Freckles swallowed, his Adam’s apple bobbing. He was sweating, drooling, and might have even peed on himself. Not the bravest wolf in the pack, that was for sure.
“I’ll kill you,” Teen Wolf said.
“We’re dead no matter what,” Freckles snapped back. “They win this round, brother.”
“Why did your brother attack?” I asked.
“To send a message of fear. To remind humans what we can do to them.”
“The infection, you mean?”
“Yes.”
“Why didn’t you bite me or Phineas?” Freckles frowned, puzzled. “The Coni.”
“We were ordered to harm neither of you. The other human had no such protection.”
“Ordered by who?”
Teen Wolf snarled again, a warning if I ever heard one. It made me more desperate to hear the answer. Only Freckles hesitated.
“Carly?” I said. “You wanna jog his memory?”
She came around the support beam, bloody shears clutched in one hand. Unlike me, she seemed to be truly enjoying herself. I wanted to look at the others, see the faces of Paul, Autumn, and Sandburg, and judge their reaction to the gory scene playing out in front of them. Looking away, though, might display weakness to the Lupa, and I couldn’t risk it. I barely dominated the conversation as it was.
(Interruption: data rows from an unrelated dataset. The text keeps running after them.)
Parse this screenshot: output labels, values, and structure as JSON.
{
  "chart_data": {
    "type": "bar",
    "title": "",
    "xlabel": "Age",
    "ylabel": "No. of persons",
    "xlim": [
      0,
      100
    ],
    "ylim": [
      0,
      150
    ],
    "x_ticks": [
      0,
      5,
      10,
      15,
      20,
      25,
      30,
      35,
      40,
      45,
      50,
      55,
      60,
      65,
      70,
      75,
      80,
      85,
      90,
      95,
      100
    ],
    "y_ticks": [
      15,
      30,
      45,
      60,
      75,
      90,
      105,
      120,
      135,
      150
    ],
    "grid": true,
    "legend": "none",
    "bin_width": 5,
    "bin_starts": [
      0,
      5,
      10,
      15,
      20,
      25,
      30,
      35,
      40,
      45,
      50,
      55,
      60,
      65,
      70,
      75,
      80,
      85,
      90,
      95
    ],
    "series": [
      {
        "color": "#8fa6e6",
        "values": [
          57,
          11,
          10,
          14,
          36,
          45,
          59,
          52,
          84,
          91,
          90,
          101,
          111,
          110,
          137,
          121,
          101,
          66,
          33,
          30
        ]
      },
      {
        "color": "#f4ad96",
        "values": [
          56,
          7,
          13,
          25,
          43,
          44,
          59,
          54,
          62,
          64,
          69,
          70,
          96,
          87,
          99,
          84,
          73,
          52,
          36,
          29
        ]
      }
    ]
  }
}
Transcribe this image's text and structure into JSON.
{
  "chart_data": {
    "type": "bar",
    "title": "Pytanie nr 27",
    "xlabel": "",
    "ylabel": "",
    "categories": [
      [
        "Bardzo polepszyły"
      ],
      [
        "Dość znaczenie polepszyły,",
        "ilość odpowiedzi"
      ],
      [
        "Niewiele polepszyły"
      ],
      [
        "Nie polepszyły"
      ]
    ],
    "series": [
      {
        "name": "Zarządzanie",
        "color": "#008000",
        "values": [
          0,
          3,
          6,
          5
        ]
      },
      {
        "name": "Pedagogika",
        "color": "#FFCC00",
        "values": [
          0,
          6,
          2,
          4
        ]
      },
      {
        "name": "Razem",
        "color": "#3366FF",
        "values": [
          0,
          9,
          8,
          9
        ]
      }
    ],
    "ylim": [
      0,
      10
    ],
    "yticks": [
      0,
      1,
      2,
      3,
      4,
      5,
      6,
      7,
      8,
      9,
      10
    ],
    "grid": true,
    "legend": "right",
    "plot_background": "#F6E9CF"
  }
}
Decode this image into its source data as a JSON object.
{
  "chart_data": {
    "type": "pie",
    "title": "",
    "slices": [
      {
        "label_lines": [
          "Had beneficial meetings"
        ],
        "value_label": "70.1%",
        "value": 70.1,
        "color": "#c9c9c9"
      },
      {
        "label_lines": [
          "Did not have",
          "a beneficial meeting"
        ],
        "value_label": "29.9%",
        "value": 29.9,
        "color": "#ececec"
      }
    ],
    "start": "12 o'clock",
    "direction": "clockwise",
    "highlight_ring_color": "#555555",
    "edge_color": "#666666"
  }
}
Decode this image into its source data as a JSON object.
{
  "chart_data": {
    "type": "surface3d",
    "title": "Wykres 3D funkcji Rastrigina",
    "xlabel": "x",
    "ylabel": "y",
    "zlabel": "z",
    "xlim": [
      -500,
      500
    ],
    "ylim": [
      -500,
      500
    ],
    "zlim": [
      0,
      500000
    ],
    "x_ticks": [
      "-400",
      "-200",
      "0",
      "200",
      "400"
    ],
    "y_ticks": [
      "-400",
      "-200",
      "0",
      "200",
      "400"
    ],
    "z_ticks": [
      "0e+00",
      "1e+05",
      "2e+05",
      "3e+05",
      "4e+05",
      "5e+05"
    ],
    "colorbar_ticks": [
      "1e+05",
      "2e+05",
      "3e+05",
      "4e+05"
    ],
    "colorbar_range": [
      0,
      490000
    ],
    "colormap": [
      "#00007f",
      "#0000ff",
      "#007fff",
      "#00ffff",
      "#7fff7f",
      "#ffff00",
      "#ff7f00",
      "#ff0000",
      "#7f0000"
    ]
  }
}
“Our master,” Freckles replied meekly.
I heaved a put-upon sigh. “Look, we can take you apart a little bit at a time, or you can just be fucking straight with me.”
“Master Thackery.”
I fully expected his answer, but it still stung a little. “Who else?”
Freckles made a bizarre face—like he’d tried to shake his head and forgot he couldn’t move it. “I don’t understand.”
“You started working for Thackery only recently—”
“No, my entire life has been in his service.”
Yikes. His young age put him at maybe three and a half years—for a Therian. Which meant it was likely the Lupa were given to Thackery as babies to be raised as his own personal rabid pack dogs.
“Who put you into Thackery’s service?” Baylor asked.
“I don’t know,” Freckles replied. Carly stepped behind his support beam. Freckles turned a terrible shade of red and yelped. “I don’t know, I swear! We weren’t told!”